In classical cellular wireless networks, users communicate with a base station via direct message exchange. In order to offload some traffic from the base station or to extend the coverage of a cell, network operators have used the possibility to install certain fixed relays whose purpose is to forward messages from the base station to the user (and vice versa). In the setting of the Leibniz group on Probabilistic methods for mobile ad-hoc networks my colleagues and I are investigating new technological possibilities, where the mobile users can serve as relays themselves. In our preprint Large deviations in relay-augmented wireless networks we derive a large deviation principle for the family of frustrated transmitters in a high-density regime.

Depending on the precise formulation of the frustration event, the minimizer of the rate function can exhibit a rich geometric structure. For network operators, this rate function provides information about possible bottle necks in the system, as it represents the most likely cause for a frustration events.

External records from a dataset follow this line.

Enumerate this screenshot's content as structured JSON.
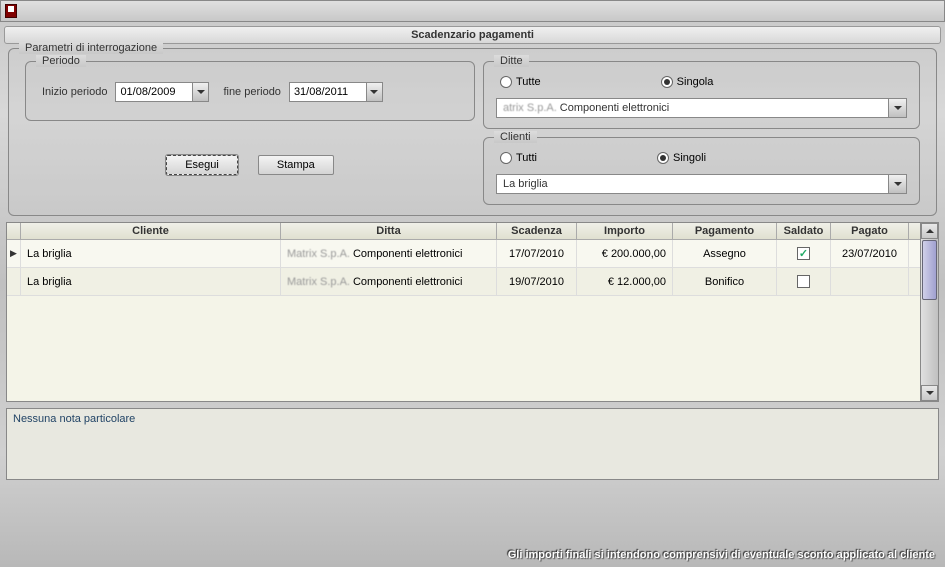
{
  "window_title": "Scadenzario pagamenti",
  "params": {
    "legend": "Parametri di interrogazione",
    "periodo": {
      "legend": "Periodo",
      "start_label": "Inizio periodo",
      "start_value": "01/08/2009",
      "end_label": "fine periodo",
      "end_value": "31/08/2011"
    },
    "buttons": {
      "esegui": "Esegui",
      "stampa": "Stampa"
    },
    "ditte": {
      "legend": "Ditte",
      "opt_all": "Tutte",
      "opt_single": "Singola",
      "selected": "single",
      "combo_prefix": "atrix S.p.A.",
      "combo_suffix": "Componenti elettronici"
    },
    "clienti": {
      "legend": "Clienti",
      "opt_all": "Tutti",
      "opt_single": "Singoli",
      "selected": "single",
      "combo_value": "La briglia"
    }
  },
  "grid": {
    "headers": {
      "cliente": "Cliente",
      "ditta": "Ditta",
      "scadenza": "Scadenza",
      "importo": "Importo",
      "pagamento": "Pagamento",
      "saldato": "Saldato",
      "pagato": "Pagato"
    },
    "rows": [
      {
        "cliente": "La briglia",
        "ditta_prefix": "Matrix S.p.A.",
        "ditta_suffix": "Componenti elettronici",
        "scadenza": "17/07/2010",
        "importo": "€ 200.000,00",
        "pagamento": "Assegno",
        "saldato": true,
        "pagato": "23/07/2010"
      },
      {
        "cliente": "La briglia",
        "ditta_prefix": "Matrix S.p.A.",
        "ditta_suffix": "Componenti elettronici",
        "scadenza": "19/07/2010",
        "importo": "€ 12.000,00",
        "pagamento": "Bonifico",
        "saldato": false,
        "pagato": ""
      }
    ]
  },
  "notes": "Nessuna nota particolare",
  "footer": "Gli importi finali si intendono comprensivi di eventuale sconto applicato al cliente"
}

This observation is already apparant in a substantially simplified scenario, of static users uniformly distributed in a square-shaped sampling window receiving data from the base station at the window center in a single hop. Consider the requirement that the signal-to-interference ratio (SIR) is below the threshold required for the desired quality of service at two specific points. The two points together with the quotient of the SIR in a typical situation in comparison to the frustration event is shown in the left-hand figure. The right-hand figure illustrates the most likely configuration leading to this frustration event. Observe that close to the two distinguished points the user density is substantially higher than the a priori distribution. Moreover, the highest density of users is observed midway between the two distinguished points, as transmitters at this location cause substantial interference at both points.